Through a serrated hole in the timber, I glimpse the outskirts of Auria—the ocean stretching out like a canvas of shimmering silver under the Great Pale Mother’s light.
“We have to move,” Kael says, his voice a low rasp before he even opens his eyes. “The guards will be hesitant to patrol under the moon. We need to stretch the distance while we can.”
“How many will be at the Hollow’s entrance?” I ask.
He sits upright, adjusting his spectacles and smoothing his hair. “I’m sure the entire city’s guards have been notified of your escape, Seren. We have to expect the worst.”
“My shadows will—”
“No,” he demands, his voice pierced with authority. “You will not use brute force against my people. I won’t allow it.” He looks up, his eyes burning—silver laced with a violet tinge from the staff’s glow.
When I don’t respond, he leans forward. “You’re talking about killing innocent men who know nothing but the lies they’ve been fed.”
“And do you not think they wouldn’t kill me given the chance?” My words are as cold as the frost on the glass.
Silence is his only answer. Outside, bells toll two clear, heavy notes. Kael’s eyes widen. “Curfew patrols. We have to go.”
He rushes to his feet, scanning the abandoned room. “There’s another way.”
My brow creases. “If there were another way in or out of the Hollow, I would have found it years ago.”
“Not this one. It’s an old maintenance shaft for the aqueducts that feeds into the lower canals.
It’s narrow, half-collapsed. The guards won’t bother with it—and they certainly won’t expect us there.

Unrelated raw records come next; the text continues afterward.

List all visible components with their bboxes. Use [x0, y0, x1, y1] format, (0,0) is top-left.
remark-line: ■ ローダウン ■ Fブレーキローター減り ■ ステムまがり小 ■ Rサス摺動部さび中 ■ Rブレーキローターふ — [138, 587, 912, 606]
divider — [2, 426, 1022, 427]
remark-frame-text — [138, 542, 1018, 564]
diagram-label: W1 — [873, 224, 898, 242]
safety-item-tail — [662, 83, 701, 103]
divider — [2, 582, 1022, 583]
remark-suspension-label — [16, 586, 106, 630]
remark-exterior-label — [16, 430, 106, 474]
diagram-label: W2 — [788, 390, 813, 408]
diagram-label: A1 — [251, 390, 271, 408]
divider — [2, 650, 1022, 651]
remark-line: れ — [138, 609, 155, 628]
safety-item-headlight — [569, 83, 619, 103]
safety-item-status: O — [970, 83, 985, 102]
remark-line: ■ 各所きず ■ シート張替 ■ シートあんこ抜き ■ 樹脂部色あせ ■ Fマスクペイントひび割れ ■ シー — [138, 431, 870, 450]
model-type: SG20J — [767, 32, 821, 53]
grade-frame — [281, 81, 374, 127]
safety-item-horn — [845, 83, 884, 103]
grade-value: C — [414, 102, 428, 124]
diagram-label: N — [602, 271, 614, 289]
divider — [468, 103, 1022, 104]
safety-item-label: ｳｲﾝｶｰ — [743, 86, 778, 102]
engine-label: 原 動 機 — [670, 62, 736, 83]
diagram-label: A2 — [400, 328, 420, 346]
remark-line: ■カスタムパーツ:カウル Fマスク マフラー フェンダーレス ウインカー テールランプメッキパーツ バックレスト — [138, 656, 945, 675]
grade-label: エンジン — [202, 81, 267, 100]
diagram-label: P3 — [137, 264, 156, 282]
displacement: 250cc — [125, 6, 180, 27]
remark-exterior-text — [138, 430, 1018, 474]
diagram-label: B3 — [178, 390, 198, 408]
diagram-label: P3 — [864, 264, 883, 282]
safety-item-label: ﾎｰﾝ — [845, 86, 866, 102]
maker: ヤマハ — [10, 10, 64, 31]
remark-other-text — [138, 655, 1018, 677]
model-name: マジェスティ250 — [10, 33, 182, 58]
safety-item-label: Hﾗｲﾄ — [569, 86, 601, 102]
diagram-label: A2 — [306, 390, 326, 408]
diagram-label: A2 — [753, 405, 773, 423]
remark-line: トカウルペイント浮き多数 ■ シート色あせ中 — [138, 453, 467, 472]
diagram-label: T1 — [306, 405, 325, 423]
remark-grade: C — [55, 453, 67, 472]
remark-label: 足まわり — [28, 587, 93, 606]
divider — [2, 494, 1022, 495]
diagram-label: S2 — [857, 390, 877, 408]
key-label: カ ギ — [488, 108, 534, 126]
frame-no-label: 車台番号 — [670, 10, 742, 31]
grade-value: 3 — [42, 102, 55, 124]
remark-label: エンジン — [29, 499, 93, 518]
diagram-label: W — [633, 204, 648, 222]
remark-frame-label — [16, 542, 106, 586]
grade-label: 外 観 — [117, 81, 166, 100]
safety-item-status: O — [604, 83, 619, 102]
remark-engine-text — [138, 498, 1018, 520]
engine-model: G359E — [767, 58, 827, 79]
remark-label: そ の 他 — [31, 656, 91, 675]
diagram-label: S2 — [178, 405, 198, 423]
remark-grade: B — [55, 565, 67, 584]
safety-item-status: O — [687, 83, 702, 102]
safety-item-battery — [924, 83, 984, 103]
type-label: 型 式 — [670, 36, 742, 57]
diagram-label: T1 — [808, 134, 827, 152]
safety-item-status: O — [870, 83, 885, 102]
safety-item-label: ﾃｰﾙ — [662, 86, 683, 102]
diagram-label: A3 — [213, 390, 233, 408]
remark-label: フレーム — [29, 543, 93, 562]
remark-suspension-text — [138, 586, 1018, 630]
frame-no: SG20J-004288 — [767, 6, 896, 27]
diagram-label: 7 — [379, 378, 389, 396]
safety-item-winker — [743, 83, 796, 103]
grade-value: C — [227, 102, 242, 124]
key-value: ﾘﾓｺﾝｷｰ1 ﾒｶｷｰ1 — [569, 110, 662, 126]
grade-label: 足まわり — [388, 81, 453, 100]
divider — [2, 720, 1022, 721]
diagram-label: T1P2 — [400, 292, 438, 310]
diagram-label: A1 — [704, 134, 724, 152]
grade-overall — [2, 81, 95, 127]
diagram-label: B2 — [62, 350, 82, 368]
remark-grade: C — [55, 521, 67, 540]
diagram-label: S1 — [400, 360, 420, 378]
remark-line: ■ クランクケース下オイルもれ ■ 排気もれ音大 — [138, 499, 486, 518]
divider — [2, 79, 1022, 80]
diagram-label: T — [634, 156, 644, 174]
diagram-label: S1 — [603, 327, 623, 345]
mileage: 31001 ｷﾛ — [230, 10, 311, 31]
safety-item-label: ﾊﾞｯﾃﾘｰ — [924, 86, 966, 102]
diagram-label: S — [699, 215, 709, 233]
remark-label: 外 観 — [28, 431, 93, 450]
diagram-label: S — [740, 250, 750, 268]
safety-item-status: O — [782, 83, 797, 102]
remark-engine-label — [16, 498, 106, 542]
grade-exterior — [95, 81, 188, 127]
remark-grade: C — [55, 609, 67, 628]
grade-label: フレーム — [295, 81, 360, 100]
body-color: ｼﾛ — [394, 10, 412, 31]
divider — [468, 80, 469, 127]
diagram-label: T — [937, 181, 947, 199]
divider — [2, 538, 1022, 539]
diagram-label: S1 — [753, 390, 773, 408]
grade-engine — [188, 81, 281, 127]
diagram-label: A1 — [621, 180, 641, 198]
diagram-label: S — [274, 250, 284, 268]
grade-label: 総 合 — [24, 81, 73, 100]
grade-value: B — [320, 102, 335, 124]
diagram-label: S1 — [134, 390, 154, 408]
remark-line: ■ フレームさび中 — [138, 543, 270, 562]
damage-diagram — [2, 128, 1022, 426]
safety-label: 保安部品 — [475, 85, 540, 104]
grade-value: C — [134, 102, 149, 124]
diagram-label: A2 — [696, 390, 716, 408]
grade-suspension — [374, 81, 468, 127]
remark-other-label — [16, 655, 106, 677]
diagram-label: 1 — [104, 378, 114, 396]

” He scratches his chin, his gaze distant.
“If we reach it before the next sweep, we can emerge near the Hollow’s edge without spilling a drop of blood. ”
I study him. Exhaustion carves deep lines into his face, yet a steely determination has taken hold.
“Fine.” I say. “Show me.”
He nods, slinging his cloak over his shoulders. “We’ll move when the bells change again. The shift guard walks the sea road at first moonlight.”
I glance at the cracks in the timber where the light struggles to reach us. The rays warm my skin—and I let them—soaking in the Great Pale Mother’s strength until it thrums in my marrow.
“How many of them will be there?”
“The Triarch will have every gate covered,” he says quietly, his brow furrowed in thought. “They’ll know you’ll try to reach the Hollow. It’s the only world you know.”
“Then we’ll give them what they expect,” I murmur. “Just not the version of me they remember.”
He watches me, his eyes grazing over me until a heat flashes up my neck.
He winces suddenly, catching his wrist in his hand to stifle the pain underneath.
Shaking his head, he pulls his hood low, masking his features in shadow.
He unlatches the door with a scholar’s precision, making no more noise than a breath.
Milky light spills across the floor. My cheeks lift, and my mouth parts, exposing my teeth to the silver shine—as if the Goddess herself is standing right there with me.
The bells toll again. Eira moves to my side, her fur brushing my leg as the shadows coil around my feet. I grip the staff, feeling the vibration of the amethyst eye.
“Ready?” he asks.
“As ready as I can be.”
We slip into the darkened corners of the nearest alley. The city sleeps around us, draped in the Mother’s silver. The air is clean, sharp, and poised for the storm we are about to unleash.
Beneath my feet, the river tunnels wait like veins beneath skin—leading us toward the dark that still remembers my name.
And soon, the Light will remember it, too.